Vera places a hand on her stomach, rubbing it absently. In the months to come, she will remember this moment and understand that already his child is growing inside of her, but all she knows then is that she is afraid of
“Stop.” Meredith pushed the closet door open and stepped out of her hiding place. The bedroom was blue with moonlight and in it, Mom looked exhausted. Her shoulders had begun to round, and her long, pale fingers had started to tremble. Worse than all of that, though, was the sudden pallor of her skin. Meredith walked over to the bed. “Are you okay?”
“You were listening,” Mom said.
“I was listening,” she admitted.
“Why?” Mom asked.
Meredith shrugged. Honestly, she had no answer for that.
“Well. You are right,” Mom said, leaning back into the pillows. “I am tired.”
It was the first time Mom had ever said she was right about something. “Nina and I will take care of you. Don’t worry.” She almost reached out to stroke her mother’s hair, as she would have done to a child who looked as worn out as Mom did. Almost.
Nina came up to the bedside and stood beside Meredith.
“But who will take care of you two?” Mom asked.
Meredith started to answer and stopped. It dawned on her both that this was the most caring thing Mom had ever said to them, and that she was right to ask it.
Mom would be gone someday, and only they would be left. Would they take care of each other?
“So,” Nina said when they went out into the hallway, “how much of the story have you secretly been listening to?”
Meredith kept moving. “All of it.”
Nina followed her down the stairs. “Then why in the hell did you stop her?”

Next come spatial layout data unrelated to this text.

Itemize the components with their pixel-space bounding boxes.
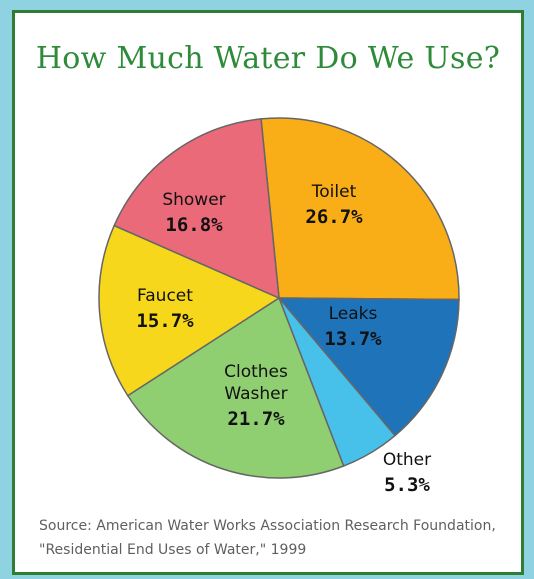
pie-chart: Toilet 26.7% Leaks 13.7% Other 5.3% Clothes Was… [98,117,460,496]
pie-label-leaks: Leaks [329,304,378,324]
pie-slice-clothes-washer [126,296,345,479]
pie-slice-faucet [98,224,281,397]
pie-slice-shower [113,118,280,300]
pie-value-other: 5.3% [384,474,430,496]
source-note: Source: American Water Works Association… [39,518,496,558]
pie-value-leaks: 13.7% [324,328,382,350]
pie-label-other: Other [383,450,431,470]
pie-value-faucet: 15.7% [136,310,194,332]
pie-value-shower: 16.8% [165,214,223,236]
pie-label-faucet: Faucet [137,286,193,306]
pie-label-toilet: Toilet [311,182,357,202]
chart-title: How Much Water Do We Use? [35,41,501,76]
pie-slice-leaks [277,297,460,437]
pie-label-shower: Shower [162,190,225,210]
pie-value-clothes-washer: 21.7% [227,408,285,430]
pie-slice-toilet [260,117,460,301]
pie-label-clothes-washer: Clothes Washer [224,362,288,404]
chart-frame: How Much Water Do We Use? Toilet 26.7% Lea… [12,10,524,575]
pie-value-toilet: 26.7% [305,206,363,228]
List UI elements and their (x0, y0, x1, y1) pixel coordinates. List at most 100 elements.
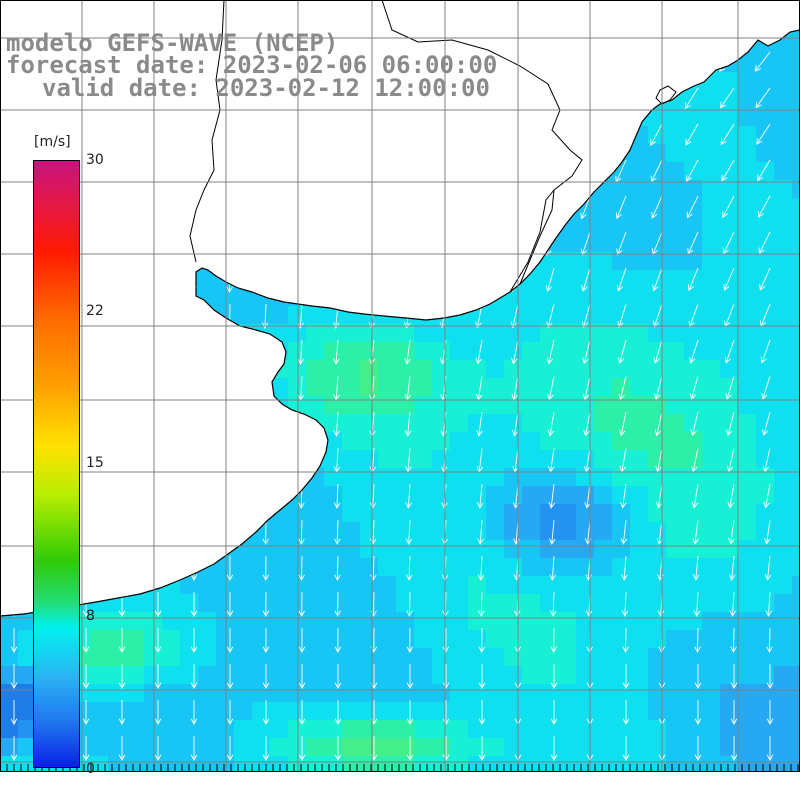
wind-speed-cell (234, 684, 253, 703)
wind-speed-cell (774, 486, 793, 505)
wind-speed-cell (450, 666, 469, 685)
wind-speed-cell (756, 414, 775, 433)
wind-speed-cell (702, 90, 721, 109)
wind-arrow-shaft (689, 303, 699, 327)
wind-arrow-shaft (758, 231, 771, 254)
wind-speed-cell (720, 90, 739, 109)
wind-speed-cell (270, 378, 289, 397)
wind-arrow-shaft (762, 375, 771, 400)
wind-speed-cell (720, 198, 739, 217)
wind-speed-cell (450, 468, 469, 487)
wind-speed-cell (612, 360, 631, 379)
wind-arrow-shaft (550, 447, 555, 472)
wind-speed-cell (756, 468, 775, 487)
wind-speed-cell (630, 702, 649, 721)
wind-speed-cell (576, 288, 595, 307)
wind-speed-cell (594, 540, 613, 559)
wind-speed-cell (684, 306, 703, 325)
wind-speed-cell (432, 684, 451, 703)
wind-speed-cell (666, 288, 685, 307)
wind-arrow (190, 592, 198, 617)
wind-arrow-head (262, 610, 270, 617)
wind-arrow (477, 519, 484, 545)
wind-speed-cell (594, 612, 613, 631)
wind-speed-cell (612, 666, 631, 685)
wind-speed-cell (270, 738, 289, 757)
wind-speed-cell (774, 288, 793, 307)
wind-speed-cell (522, 288, 541, 307)
wind-arrow-shaft (620, 411, 627, 436)
wind-speed-cell (558, 594, 577, 613)
wind-arrow (728, 555, 736, 581)
wind-arrow (621, 591, 629, 617)
wind-arrow (622, 700, 630, 725)
wind-speed-cell (774, 738, 793, 757)
wind-speed-cell (180, 612, 199, 631)
wind-speed-cell (774, 504, 793, 523)
wind-arrow-head (262, 538, 269, 545)
wind-arrow (442, 700, 450, 725)
wind-arrow (756, 123, 771, 145)
wind-speed-cell (108, 720, 127, 739)
wind-speed-cell (342, 414, 361, 433)
wind-speed-cell (486, 720, 505, 739)
wind-arrow (620, 519, 628, 545)
wind-arrow-head (763, 501, 770, 509)
wind-arrow-head (684, 102, 691, 110)
wind-speed-cell (666, 324, 685, 343)
wind-speed-cell (648, 558, 667, 577)
wind-speed-cell (792, 90, 800, 109)
wind-speed-cell (486, 756, 505, 775)
wind-speed-cell (324, 414, 343, 433)
wind-speed-cell (792, 144, 800, 163)
wind-speed-cell (540, 270, 559, 289)
wind-speed-cell (702, 612, 721, 631)
wind-speed-cell (630, 522, 649, 541)
wind-speed-cell (558, 450, 577, 469)
wind-speed-cell (234, 576, 253, 595)
wind-speed-cell (666, 738, 685, 757)
wind-arrow-head (334, 718, 342, 725)
wind-arrow-head (730, 682, 738, 689)
wind-speed-cell (738, 216, 757, 235)
wind-arrow-shaft (724, 303, 735, 327)
wind-speed-cell (720, 432, 739, 451)
wind-speed-cell (720, 342, 739, 361)
wind-speed-cell (792, 594, 800, 613)
wind-speed-cell (486, 612, 505, 631)
wind-arrow-shaft (408, 591, 411, 617)
wind-arrow (728, 519, 735, 545)
wind-speed-cell (774, 666, 793, 685)
wind-speed-cell (450, 486, 469, 505)
border-line (509, 189, 555, 293)
wind-speed-cell (252, 558, 271, 577)
wind-speed-cell (432, 396, 451, 415)
wind-speed-cell (612, 234, 631, 253)
wind-speed-cell (324, 702, 343, 721)
valid-date: valid date: 2023-02-12 12:00:00 (42, 74, 490, 102)
wind-speed-cell (684, 468, 703, 487)
wind-speed-cell (648, 648, 667, 667)
wind-arrow-head (82, 610, 90, 617)
wind-speed-cell (18, 648, 37, 667)
wind-arrow-head (582, 357, 589, 365)
wind-arrow (262, 519, 269, 545)
wind-speed-cell (630, 324, 649, 343)
wind-speed-cell (198, 648, 217, 667)
wind-speed-cell (486, 558, 505, 577)
wind-arrow-shaft (617, 231, 627, 255)
wind-speed-cell (702, 342, 721, 361)
wind-arrow-shaft (687, 231, 699, 255)
wind-speed-cell (666, 558, 685, 577)
wind-speed-cell (594, 702, 613, 721)
wind-speed-cell (234, 666, 253, 685)
wind-speed-cell (774, 198, 793, 217)
wind-speed-cell (594, 486, 613, 505)
wind-arrow-shaft (720, 123, 735, 145)
wind-arrow-head (298, 574, 305, 581)
wind-arrow-head (333, 358, 340, 365)
wind-speed-cell (792, 288, 800, 307)
wind-arrow-head (334, 610, 341, 617)
wind-speed-cell (684, 162, 703, 181)
wind-arrow (694, 736, 702, 761)
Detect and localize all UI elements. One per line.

In the kitchen, Meredith put water on to boil. “I don’t get you,” she said to her sister. “When you look through a piece of glass the size of my thumbnail, you see everything.”
“Yeah. So?”
“Tonight you sat in the room with Mom for all that time and didn’t notice that she was fading right in front of you.”
“Says you.”
Meredith almost laughed at the immaturity of that. “Look. It’s been a hell of a day and I can tell you’re itching for a fight, which I definitely don’t want to have. So I’m going to go home to my empty bed and try to sleep through the night. Tomorrow we can talk about the fairy tale, okay?”
“Okay. But we will talk about it.”
“Fine.”
Long after Meredith had gone, Nina remained alone in the kitchen, thinking about what her sister had said.
You didn’t notice that she was fading right in front of you.
It was true.
If Mom had been fading, Nina hadn’t noticed. She could blame it on her interest in the words, or the darkness of the room, but neither answer was quite the truth.
Long ago, Nina had mastered a simple survival skill: she’d learned how to look at her mother without really seeing her. She still remembered the day it had begun.
She’d been eleven years old, and still trying to love her mother unconditionally. Her soft ball team had won a spot in the statewide tournament, to be held in Spokane.
She’d been so excited, unable to talk about anything else for weeks. She’d thought—foolishly—Now she’ll be proud of me.